The well being district mentioned the kid might have been uncovered on the Arizona aspect of Lake Mead, which straddles the Nevada border, at the start of October and he started to develop signs “roughly per week later.”

NBC Information has reached out to park officers for remark.

Naegleria fowleri is a “free-living microscopic” amoeba generally present in heat freshwater — corresponding to lakes and rivers — or, extra not often, in inadequately chlorinated swimming swimming pools or heated and contaminated faucet water, in response to the Facilities for Illness Management and Prevention.

Naegleria fowleri, also called a brain-eating amoeba, seen by a microscope.CDC

The CDC notified the Well being District that Naegleria fowleri was confirmed as the reason for the affected person’s sickness. 

The amoeba infects individuals by “getting into the physique by the nostril and touring to the mind,” the Southern Nevada Well being District mentioned. “The an infection is extraordinarily uncommon, and virtually at all times deadly.”

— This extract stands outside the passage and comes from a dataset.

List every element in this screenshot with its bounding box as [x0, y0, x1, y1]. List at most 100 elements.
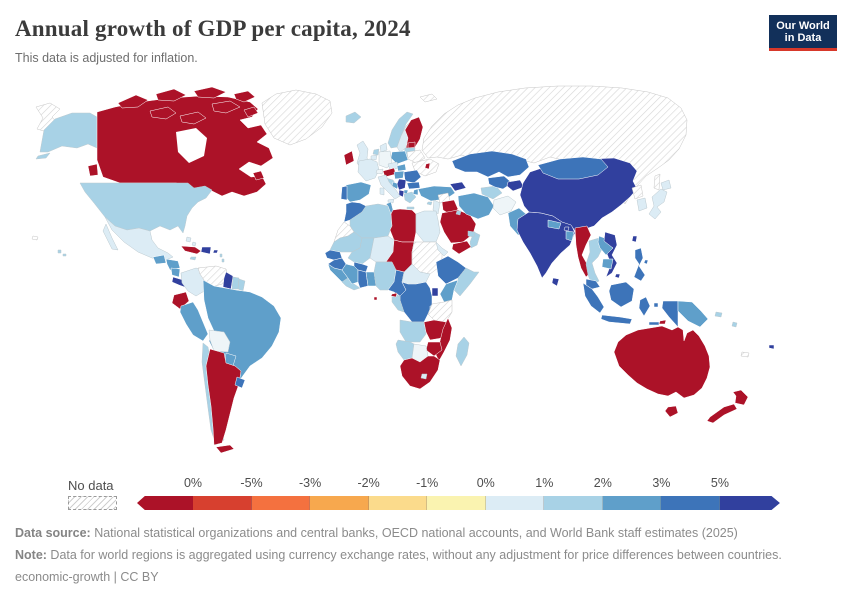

The information launch defined how the amoeba impacts the physique. The amoeba an infection causes major amebic meningoencephalitis, a mind an infection with signs of headache, fever, nausea or vomiting and progresses to a stiff neck, seizures, and coma and might result in loss of life. Signs normally start about 5 days after an infection. 

“My condolences exit to the household of this younger man,” District Well being Officer Dr. Fermin Leguen mentioned in a press release. “Whereas I wish to reassure the general public that such a an infection is an especially uncommon prevalence, I do know this brings no consolation to his household and pals at the moment.”

The CDC recommends avoiding leaping or diving into our bodies of heat recent water in the course of the summer time, to carry one’s nostril shut or hold one’s head above water in heat recent water and to keep away from placing one’s head underwater in scorching springs or different untreated geothermal waters to keep away from contracting the organism.